Amava i pensatori dell’Illuminismo, e soprattutto Diderot per il suo materialismo incantato. Come postfazione ad un’edizione italiana, a cura di Sellerio, di Sogno di d’Alembert, Eugenio Scalfari ha immaginato un dialogo tra Julie de Lespinasse e il filosofo, sulla fragilità delle cose umane dove quest’ultimo ha ricordato: “Per te, per me, per ognuno di noi, il nostro effimero è la nostra eternità. » Figura di spicco della vita intellettuale italiana, noto giornalista, giornalista di successo, fondatore del settimanale Caffè espresso (1955), poi quotidianamente La Repubblica (1976), Eugenio Scalfari,, era un grande amante della lingua e della cultura francese. E Il mondo, una delle sue letture preferite. È morto all’età di 98 anni giovedì 14 luglio, annunciato La Repubblica.
“Il Direttore”come lo avrebbero affettuosamente chiamato i suoi collaboratori o anche quelli a lui vicini La Repubblica, “questo quasi filo di carta” di cui ha tenuto il timone per vent’anni, tra il 1976 e il 1996, è ancora più combattivo e influente del suo modello di rue des Italiens parigina. Da più di quarant’anni, La Repubblica fa opinione in Italia e crea l’evento con le sue interviste shock o le sue indagini.
Il giornale del Piazza Indipendenza – un buon indirizzo per un media, anche se da allora si è mosso – resta un contro-potere, un anti-potere, un maggiore del potere. “Un diario corsaro”, come amava caratterizzarlo il suo direttore fondatore con la barba bianca di Garibaldi sobrio. Ammiratore incondizionato della Rivoluzione francese, che ogni anno celebrava il 14 luglio invitando amici, intellettuali, industriali e politici, anche questo giacobino nel cuore avrebbe voluto, in Italia, poter credere pienamente nella Repubblica e nello Stato .di diritto. “La corruzione italiana nasce dal fatto che lo Stato è percepito dalla popolazione come qualcosa di esterno ad essa, con una classe dirigente barricata a difesa dei suoi privilegi”, ha ricordato volentieri.

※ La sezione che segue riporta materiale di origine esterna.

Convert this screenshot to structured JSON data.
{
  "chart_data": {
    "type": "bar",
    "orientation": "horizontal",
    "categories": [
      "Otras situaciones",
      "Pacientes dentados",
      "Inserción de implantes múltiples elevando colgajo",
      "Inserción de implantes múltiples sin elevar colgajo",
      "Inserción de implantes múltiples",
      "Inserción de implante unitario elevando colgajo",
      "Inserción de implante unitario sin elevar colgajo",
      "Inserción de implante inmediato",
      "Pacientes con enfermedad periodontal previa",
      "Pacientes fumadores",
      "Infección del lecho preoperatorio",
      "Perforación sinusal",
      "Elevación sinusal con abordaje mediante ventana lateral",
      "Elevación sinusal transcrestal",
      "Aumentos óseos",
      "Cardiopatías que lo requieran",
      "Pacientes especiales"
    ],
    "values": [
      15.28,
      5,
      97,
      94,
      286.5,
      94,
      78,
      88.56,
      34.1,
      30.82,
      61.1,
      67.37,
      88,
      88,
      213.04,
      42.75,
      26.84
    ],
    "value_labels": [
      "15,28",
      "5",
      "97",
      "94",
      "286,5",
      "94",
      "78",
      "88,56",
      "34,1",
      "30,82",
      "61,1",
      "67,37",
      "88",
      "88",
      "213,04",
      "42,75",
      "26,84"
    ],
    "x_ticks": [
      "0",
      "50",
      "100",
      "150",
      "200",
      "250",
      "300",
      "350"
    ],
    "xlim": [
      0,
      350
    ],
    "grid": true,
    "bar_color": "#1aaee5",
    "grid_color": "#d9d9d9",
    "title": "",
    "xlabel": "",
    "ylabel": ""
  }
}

Il più temuto dei giornalisti
Sulle colonne del suo giornale auspicava il rigore economico e la giustizia sociale, la benevolenza verso i comunisti divenuti riformisti, il dialogo con il mondo cattolico e soprattutto il rispetto della cosa pubblica. Anche dopo aver rinunciato alle redini del quotidiano, ha continuato a portare queste idee nei suoi lunghi editoriali domenicali, “le sue omelie”, come li chiamava scherzosamente.
Eugenio Scalfari è stato il giornalista italiano più influente, più rispettato, più temuto dell’ultimo terzo del XXe secolo. Il più odiato anche da coloro che uccise. “Se dovessi dare un voto darei un 10 su 10 al capo della stampa, un 8 al giornalista, ma appena la media al politico, perché spesso sbagliava”, scherza un ex senatore che gli era vicino.